IS VERY GOOD..............................

10/7/10, 1:25 AM  
Anonymous Anonymous said...

Tom,
A couple of items. Once a corporation files for bankruptcy, it becomes a "Debtor in Possession" which means the management team of the bankrupt company has significant leeway to direct the reorganization. They are granted an exclusivity period to come up with a plan of reorganization. Creditors can try to get the exclusivity period lifted, but what practically happens is that the creditors and debtors negotiate a resolution.
On TARP, the "bailout" money to the banks was more than entirely paid back. The US will show a profit on TARP except for the bailout to the automakers, which really wasn't what TARP was intended for.
As a tool to provide temporary stability to the banking system, TARP was an amazing success, and it didn't cost a dime as the losses incurred with AIG and other banks were more than made up by the profits from Goldman, JP Morgan, Wells Fargo and others.
The bailout in this article is the bailout of unionized workers and the circumvention of the Absolute Priority Rule in bankruptcy.

10/7/10, 8:37 AM  
Anonymous Anonymous said...

It always takes longer to fix something than to break it. We spent 8 torturous years watching our economy get smashed to bits under Bush's assinine policies which catered to his mega-rich friends and left the market unregulated. A disaster. Who in their right minds would expect the next president to clean up that mess in their first two years? The fact that Obama was able to avoid another great depression was amazing.

10/7/10, 9:01 AM  
Anonymous Jim said...

"left the market unregulated"

Which Bush policy(s) left the market "unregulated?"

You say the economy was "smashed to bits under Bush's assinine policies"

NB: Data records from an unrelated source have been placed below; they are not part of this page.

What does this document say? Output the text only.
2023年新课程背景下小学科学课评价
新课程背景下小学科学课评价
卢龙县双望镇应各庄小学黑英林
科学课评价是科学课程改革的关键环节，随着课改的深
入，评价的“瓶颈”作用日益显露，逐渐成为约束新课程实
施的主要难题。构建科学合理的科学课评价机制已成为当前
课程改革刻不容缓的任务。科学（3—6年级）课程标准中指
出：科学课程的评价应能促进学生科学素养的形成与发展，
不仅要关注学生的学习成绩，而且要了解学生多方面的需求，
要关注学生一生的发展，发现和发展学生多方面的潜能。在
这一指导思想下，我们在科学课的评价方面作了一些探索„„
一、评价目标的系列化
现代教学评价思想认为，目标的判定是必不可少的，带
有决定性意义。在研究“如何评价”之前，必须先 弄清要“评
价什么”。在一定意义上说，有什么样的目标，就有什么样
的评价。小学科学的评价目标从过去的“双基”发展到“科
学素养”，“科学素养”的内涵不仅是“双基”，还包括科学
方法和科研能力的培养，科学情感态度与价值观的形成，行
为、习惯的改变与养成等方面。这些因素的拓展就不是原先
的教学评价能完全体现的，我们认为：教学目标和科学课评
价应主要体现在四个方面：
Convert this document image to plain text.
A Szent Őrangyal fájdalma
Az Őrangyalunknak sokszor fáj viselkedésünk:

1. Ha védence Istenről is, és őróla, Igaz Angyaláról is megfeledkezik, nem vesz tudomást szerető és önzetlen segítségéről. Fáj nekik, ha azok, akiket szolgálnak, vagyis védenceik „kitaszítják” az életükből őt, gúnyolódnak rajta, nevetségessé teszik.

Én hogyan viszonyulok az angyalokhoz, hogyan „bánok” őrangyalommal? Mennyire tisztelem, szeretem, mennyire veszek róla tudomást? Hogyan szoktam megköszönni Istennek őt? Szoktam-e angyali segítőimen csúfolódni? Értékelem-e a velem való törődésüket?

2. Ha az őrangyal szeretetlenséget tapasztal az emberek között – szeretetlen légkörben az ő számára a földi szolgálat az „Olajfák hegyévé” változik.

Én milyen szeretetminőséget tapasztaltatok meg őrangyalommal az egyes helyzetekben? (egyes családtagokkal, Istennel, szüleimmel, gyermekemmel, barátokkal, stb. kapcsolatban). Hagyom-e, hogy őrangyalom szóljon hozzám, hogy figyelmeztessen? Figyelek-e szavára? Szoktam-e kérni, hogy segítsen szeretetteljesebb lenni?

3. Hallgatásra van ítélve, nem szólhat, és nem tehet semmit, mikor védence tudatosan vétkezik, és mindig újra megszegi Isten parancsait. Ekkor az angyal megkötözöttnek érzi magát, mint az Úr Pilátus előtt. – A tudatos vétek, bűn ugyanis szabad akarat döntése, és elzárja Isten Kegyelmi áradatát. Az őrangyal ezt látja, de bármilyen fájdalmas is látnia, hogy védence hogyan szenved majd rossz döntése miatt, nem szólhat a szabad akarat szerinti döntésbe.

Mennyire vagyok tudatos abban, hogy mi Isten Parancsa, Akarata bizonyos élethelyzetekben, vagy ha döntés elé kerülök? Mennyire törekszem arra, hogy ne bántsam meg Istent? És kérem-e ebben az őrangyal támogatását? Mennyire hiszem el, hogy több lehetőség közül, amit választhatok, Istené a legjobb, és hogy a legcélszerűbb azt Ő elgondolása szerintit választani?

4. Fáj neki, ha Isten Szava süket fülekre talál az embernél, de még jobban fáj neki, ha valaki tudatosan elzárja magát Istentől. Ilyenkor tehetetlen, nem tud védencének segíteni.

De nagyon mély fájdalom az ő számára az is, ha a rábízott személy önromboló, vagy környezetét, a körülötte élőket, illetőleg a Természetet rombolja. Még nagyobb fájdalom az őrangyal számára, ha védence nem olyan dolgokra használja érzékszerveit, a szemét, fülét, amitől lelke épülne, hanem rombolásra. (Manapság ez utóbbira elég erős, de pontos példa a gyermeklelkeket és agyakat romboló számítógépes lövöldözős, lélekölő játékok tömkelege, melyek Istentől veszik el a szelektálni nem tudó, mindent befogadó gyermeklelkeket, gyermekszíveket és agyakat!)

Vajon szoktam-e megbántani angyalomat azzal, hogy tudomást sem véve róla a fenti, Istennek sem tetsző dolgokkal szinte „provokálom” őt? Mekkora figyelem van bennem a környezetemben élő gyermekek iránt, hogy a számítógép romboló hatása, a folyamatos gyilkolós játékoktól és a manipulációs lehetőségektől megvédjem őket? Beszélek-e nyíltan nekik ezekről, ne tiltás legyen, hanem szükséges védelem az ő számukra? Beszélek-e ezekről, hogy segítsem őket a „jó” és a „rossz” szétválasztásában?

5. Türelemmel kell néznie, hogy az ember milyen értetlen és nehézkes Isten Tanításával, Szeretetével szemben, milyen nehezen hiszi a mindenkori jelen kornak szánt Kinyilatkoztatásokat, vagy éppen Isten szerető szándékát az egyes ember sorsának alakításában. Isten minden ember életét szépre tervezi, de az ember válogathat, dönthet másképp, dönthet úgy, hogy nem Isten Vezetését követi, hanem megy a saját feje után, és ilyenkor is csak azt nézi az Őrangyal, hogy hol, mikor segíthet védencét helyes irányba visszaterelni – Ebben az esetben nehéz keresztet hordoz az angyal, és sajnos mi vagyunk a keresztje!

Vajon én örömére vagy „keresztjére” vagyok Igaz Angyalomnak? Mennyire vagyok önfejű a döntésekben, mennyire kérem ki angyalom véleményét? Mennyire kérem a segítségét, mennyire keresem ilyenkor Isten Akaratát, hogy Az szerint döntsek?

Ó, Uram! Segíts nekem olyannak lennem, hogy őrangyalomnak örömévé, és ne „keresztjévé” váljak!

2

What Obama policy(s) have cleaned, or are cleaning up Bush's "mess?"

10/7/10, 9:37 AM  
Anonymous Anonymous said...

rubsur"Which Bush policy(s) left the market "unregulated?"

Jim, are you for real? ALL his policies left the market unregulated. Which of his policies put regulations on the market that put enough control on them to not totally screw up the economy like they did?

It is undeniable that the economy is better off now then Bush left it. What is your explanation for this? Is the mess just magically cleaning itself up? Is it just some wacky coincidence that things started turning around when the pampered little elitist Bush boy left office? He screwed up almost every business venture in his life and continued doing the same as president.

I thank my lucky stars that we have a president that is more concerned with everyday people than with oil barons, the Saudies he held hands with and with all the other mega rich elitists in his daddys circle of friends.

10/7/10, 12:07 PM  
Anonymous Anonymous said...

feIt is great to see conservatives finally coming around on the corporate welfare issue. All the liberals I know have long decried the favored treatment that corporations have received at the expense of the non rich. Make them pay their taxes, cut the loopholes, regulate their conniving, cheating asses, and let them fall as they may.

The government has been throwing money at corporations for as long as I can remember and letting them get away with way too much.